What was supposed to be an easy introduction to our backpacking season turned into one of the most challenging hikes I have ever done. Despite the unforeseen challenges, the hike was well worth the effort and sometimes very shaky legs. The trail itself is a moderate hike, taking you through beautiful cedar and fern forests, across creek beds, and rock chutes.

Hiking to Monashee Lake

The hike to Monashee Lake is beautiful. The best combination of forest, mountains, creeks, and alpine. The beginning of the hike through cedar forests is relatively easy, with little to no elevation. Many parts are absolutely gorgeous as you walk through fern-covered grounds and tunnels of trees with quiet streams running through. The trail eventually turned mucky as we began following a herd of cattle that all but destroyed the trail.
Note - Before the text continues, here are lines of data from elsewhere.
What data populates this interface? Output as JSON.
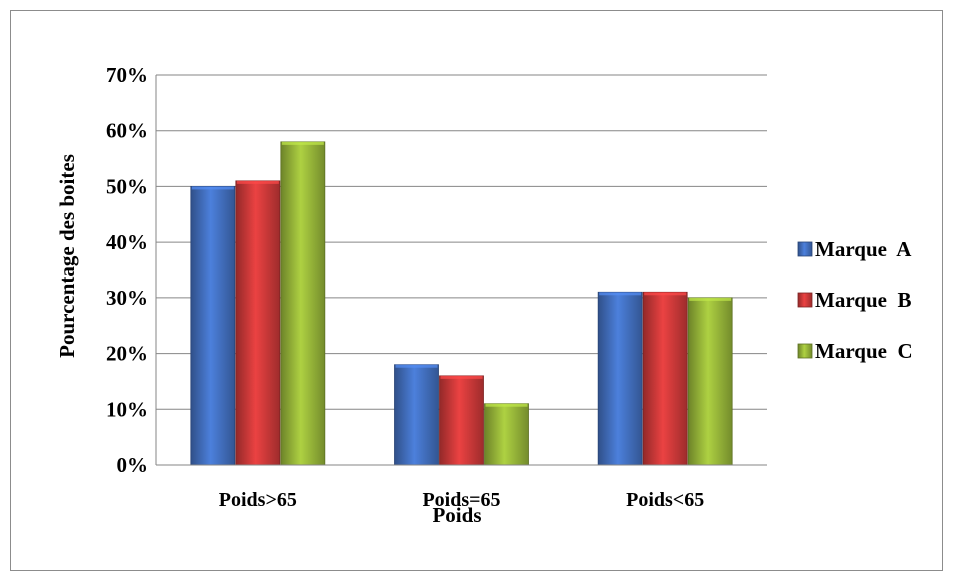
{
  "chart_data": {
    "type": "bar",
    "title": "",
    "xlabel": "Poids",
    "ylabel": "Pourcentage des boites",
    "categories": [
      "Poids>65",
      "Poids=65",
      "Poids<65"
    ],
    "ylim": [
      0,
      0.7
    ],
    "yticks": [
      0,
      0.1,
      0.2,
      0.3,
      0.4,
      0.5,
      0.6,
      0.7
    ],
    "ytick_labels": [
      "0%",
      "10%",
      "20%",
      "30%",
      "40%",
      "50%",
      "60%",
      "70%"
    ],
    "grid": true,
    "legend_position": "right",
    "series": [
      {
        "name": "Marque  A",
        "values": [
          0.5,
          0.18,
          0.31
        ],
        "color": "#4472c4"
      },
      {
        "name": "Marque  B",
        "values": [
          0.51,
          0.16,
          0.31
        ],
        "color": "#d23b3b"
      },
      {
        "name": "Marque  C",
        "values": [
          0.58,
          0.11,
          0.3
        ],
        "color": "#9bbb3b"
      }
    ]
  }
}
Eventually, we caught up with them and had to scare them off the track.

A good portion of the trail is spent navigating various streams. Going across these streams, and over banks made our navigation of the trail a little more difficult. We lost sight of the trail markers quite a few times, so kind of guessed our way until we found a proper marker again. The only advice we had in which direction to go was that the trail never crosses the big river, which is always on the right side of the trail. Once you get to the end of the valley and are in a bowl of beautiful mountains and waterfalls, the ascent begins.

The climb begins with a jaunt up a steep chute filled with snow. We took this portion carefully as we didn't want to have the wrong footing and slide back down again. Once up and across this patch, the trail continues its steep ascent with a narrow path of loose gravel and rocks. At some points the rocks are so loose, you wonder when the landslide will occur that brings them all down. The vertical on this trail may be the steepest I have seen, but it was worth the effort to get to Monashee Lake.

Once through the worst of the elevation, the real winter wonderland began for us. Due to the snow, the trail pretty much disappeared with few to no markers. We found our way to Monashee Lake by following a fellow hiker's prints in the snow. Hiking poles were a lifesaver on this trip. Without them, I would have not felt safe navigating through the snow. This is a reminder to myself: Always bring hiking poles even if you think you don't need them!

This stretch of trail was definitely the hardest for me. With the sun high in the sky, melting the top layers of snow, the 'trail' became slippery. Knowing that there was a potential cliff meters away really made us dig our boots and hiking poles in and go step by step. I wasn't about to slip and find out how far the fall was! A character-building experience, to say the least.

Camping at Monashee Lake

Arriving at Monashee Lake was a relief, no more snowy cliffs to navigate! The lake was near frozen and surrounding area covered with many feet of snow, but we managed to make a nice campsite for ourselves to hunker down for the night. We were very lucky to be up there with beautiful clear skies, otherwise, we would have frozen. As soon as the sun went down we called it a night and bundled in our sleeping bags. But before then, we enjoyed the beautiful vistas surrounding the lake.

Monashee Lake is nestled between Mt Severide and Pinnacle Peak. It is a great place for a base camp in order to go day hike the surrounding ridges and peaks. I would definitely go back again to do more exploring. Stacy and I left the boys at camp and went and did a little trailblazing. We didn't get too far because of the snow, but every time we got onto a ridge we wanted to see what was over the next ridge. So, you can see why day hikes would be necessary here if you want to fully take in the area.

This backpacking trip was one of the most unique hiking experiences of my life. While I do prefer beautiful summer alpine meadows, there is a certain charm about experiencing a place still frozen in winter. And the added bonus of a new challenge is always welcome.